《As coisas mudaram, as pessoas já não são as mesmas》Capítulo 8

Dois anos depois.

Xangai.

O vento frio do final do outono cortava o ar, enquanto uma garoa fina caía do céu.

O jantar empresarial mais prestigiado da indústria havia acabado de terminar.

Eu estava parada diante da luxuosa porta giratória de um hotel cinco estrelas.

Com um xale de veludo sobre os ombros, esperando o motorista trazer o carro.

Abaixo da escadaria, um motorista de aplicativo vestindo uma capa de chuva amarela estava parado com uma velha bicicleta elétrica dobrável.

Seu corpo estava curvado, tão magro que parecia que o vento poderia derrubá-lo.

Ele falava humildemente com o porteiro.

— Amigo, deixa eu passar… meu cliente está no saguão. Eu pego ele e vou embora na hora…

— Cai fora! Essa é a entrada VIP! Motoristas esperam nos fundos!

O porteiro o empurrou com desprezo.

Ele perdeu o equilíbrio e caiu na rua molhada.

A bicicleta caiu sobre sua perna.

Ele soltou um gemido abafado de dor.

O capuz da capa de chuva escorregou de sua cabeça.

Revelando um rosto coberto de rugas.

Sob a luz amarelada do poste, aquela face parecia envelhecida décadas.

Olhei de cima, meu olhar parou por um instante.

Em apenas dois anos…

Gustavo Almeida parecia um homem de cinquenta anos

.

O cabelo antes bem cuidado agora estava quase todo branco e desordenado.

Os olhos que antes escondiam cálculos e falsas ternuras agora estavam turvos, cheios de vasos sanguíneos.

Ele lutava para levantar a bicicleta da perna.

E naquele momento, levantou o rosto.

Seu olhar atravessou a cortina de chuva.

E encontrou o meu.

Eu estava nos degraus, vestindo um vestido de alta-costura verde-escuro.

Um colar de diamantes brilhava intensamente sob as luzes.

No instante em que nossos olhos se encontraram, o corpo dele começou a tremer violentamente.

Como se tivesse sido atingido por um raio.

Ele ficou ajoelhado na poça d’água.

Esqueceu até de tirar a bicicleta de cima da perna.

Seus lábios rachados tremiam desesperadamente.

Um som estranho saía de sua garganta.

Parecia que queria chamar meu nome.

Mas, tomado pela vergonha e pela humilhação,

nenhuma palavra saiu

.

O antigo e arrogante presidente Gustavo…

agora parecia ridiculamente pequeno até para me olhar.

A água da chuva escorria pelas marcas profundas de seu rosto.

Seus olhos se encheram de arrependimento e desespero.

As lágrimas misturadas à água suja caíam pesadamente no chão.

Ele estendeu uma mão suja de lama, como se tentasse agarrar a última ilusão que restava.

Eu apenas o observei em silêncio.

Sem arrogância.

Sem piedade.

— Senhora Alves, o carro chegou.

Um Rolls-Royce alongado parou suavemente diante dos degraus.
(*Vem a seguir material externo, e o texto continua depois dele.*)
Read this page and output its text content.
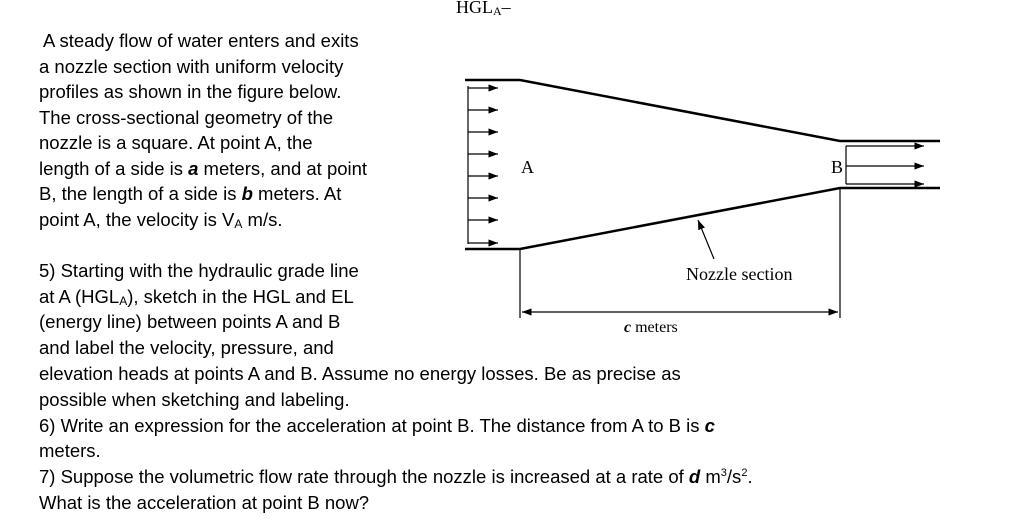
$HGL_A-$
A	B
Nozzle section
c meters
A steady flow of water enters and exits
a nozzle section with uniform velocity
profiles as shown in the figure below.
The cross-sectional geometry of the
nozzle is a square. At point A, the
length of a side is a meters, and at point
B, the length of a side is b meters. At
point A, the velocity is $V_A$ m/s.
5) Starting with the hydraulic grade line
at A $(HGL_A)$, sketch in the HGL and EL
(energy line) between points A and B
and label the velocity, pressure, and
elevation heads at points A and B. Assume no energy losses. Be as precise as
possible when sketching and labeling.
6) Write an expression for the acceleration at point B. The distance from A to B is c
meters.
7) Suppose the volumetric flow rate through the nozzle is increased at a rate of d $m^3/s^2$.
What is the acceleration at point B now?
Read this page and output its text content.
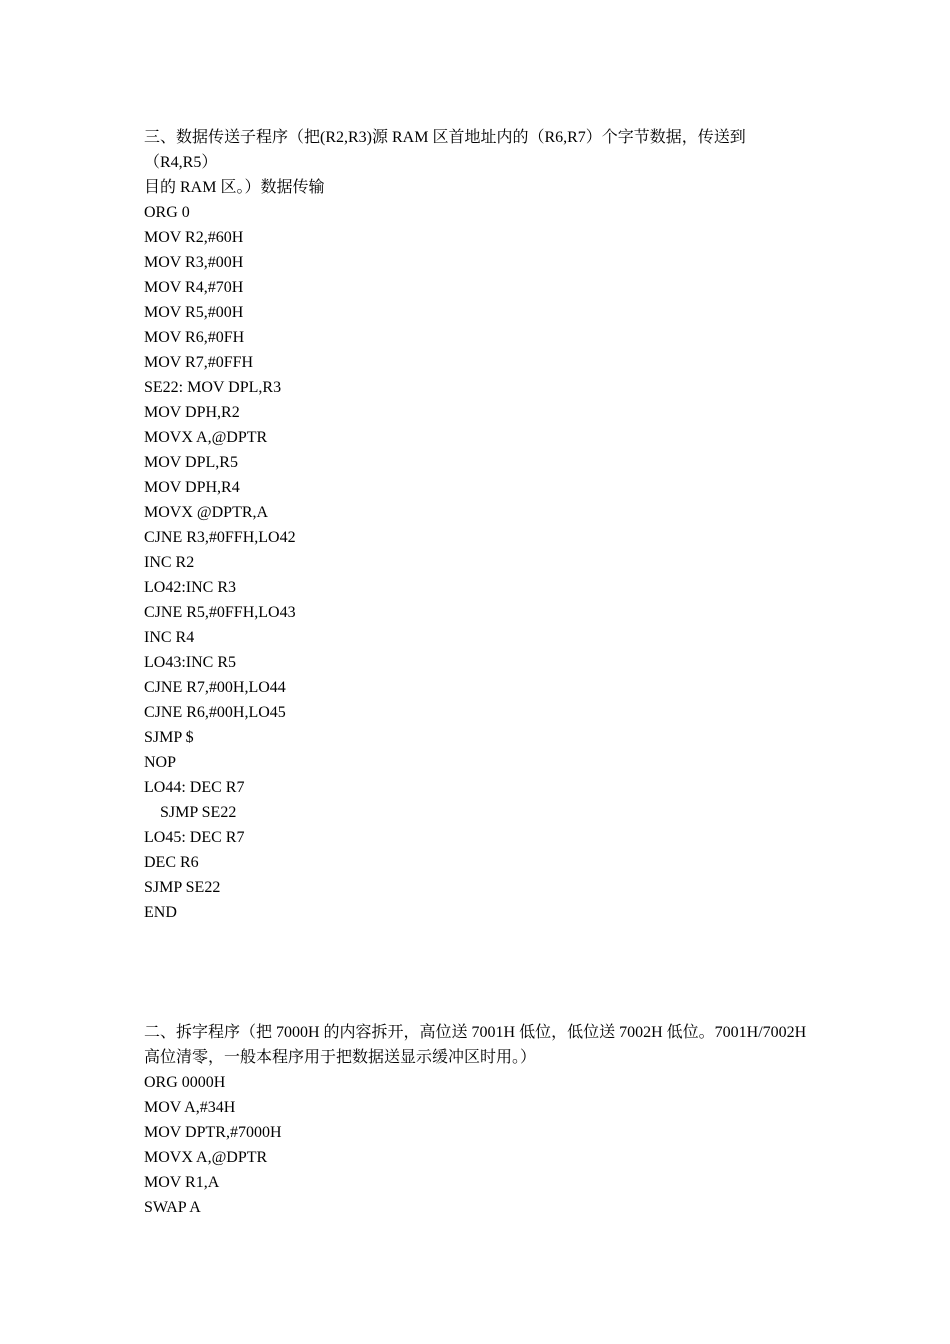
三、数据传送子程序（把(R2,R3)源 RAM 区首地址内的（R6,R7）个字节数据，传送到（R4,R5）
目的 RAM 区。）数据传输

ORG 0
MOV R2,#60H
MOV R3,#00H
MOV R4,#70H
MOV R5,#00H
MOV R6,#0FH
MOV R7,#0FFH
SE22: MOV DPL,R3
MOV DPH,R2
MOVX A,@DPTR
MOV DPL,R5
MOV DPH,R4
MOVX @DPTR,A
CJNE R3,#0FFH,LO42
INC R2
LO42:INC R3
CJNE R5,#0FFH,LO43
INC R4
LO43:INC R5
CJNE R7,#00H,LO44
CJNE R6,#00H,LO45
SJMP $
NOP
LO44: DEC R7
SJMP SE22
LO45: DEC R7
DEC R6
SJMP SE22
END

二、拆字程序（把 7000H 的内容拆开，高位送 7001H 低位，低位送 7002H 低位。7001H/7002H
高位清零，一般本程序用于把数据送显示缓冲区时用。）

ORG 0000H
MOV A,#34H
MOV DPTR,#7000H
MOVX A,@DPTR
MOV R1,A
SWAP A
O segurança abriu um enorme guarda-chuva preto e abriu a porta do carro com respeito.

Retirei o olhar.

Segurei a barra do vestido e caminhei com tranquilidade até o carro, sobre meus saltos altos.

O som da porta se fechando ecoou na noite chuvosa.

— Vamos.

O motor rugiu.

As rodas passaram pela água acumulada na rua.

E o carro seguiu em direção às luzes brilhantes da cidade.

Pelo retrovisor, o homem de capa de chuva rasgada ainda estava ajoelhado na chuva, batendo no chão em desespero.

Mas eu não olhei para trás.

Porque à minha frente…

havia uma vida infinitamente vasta esperando por mim.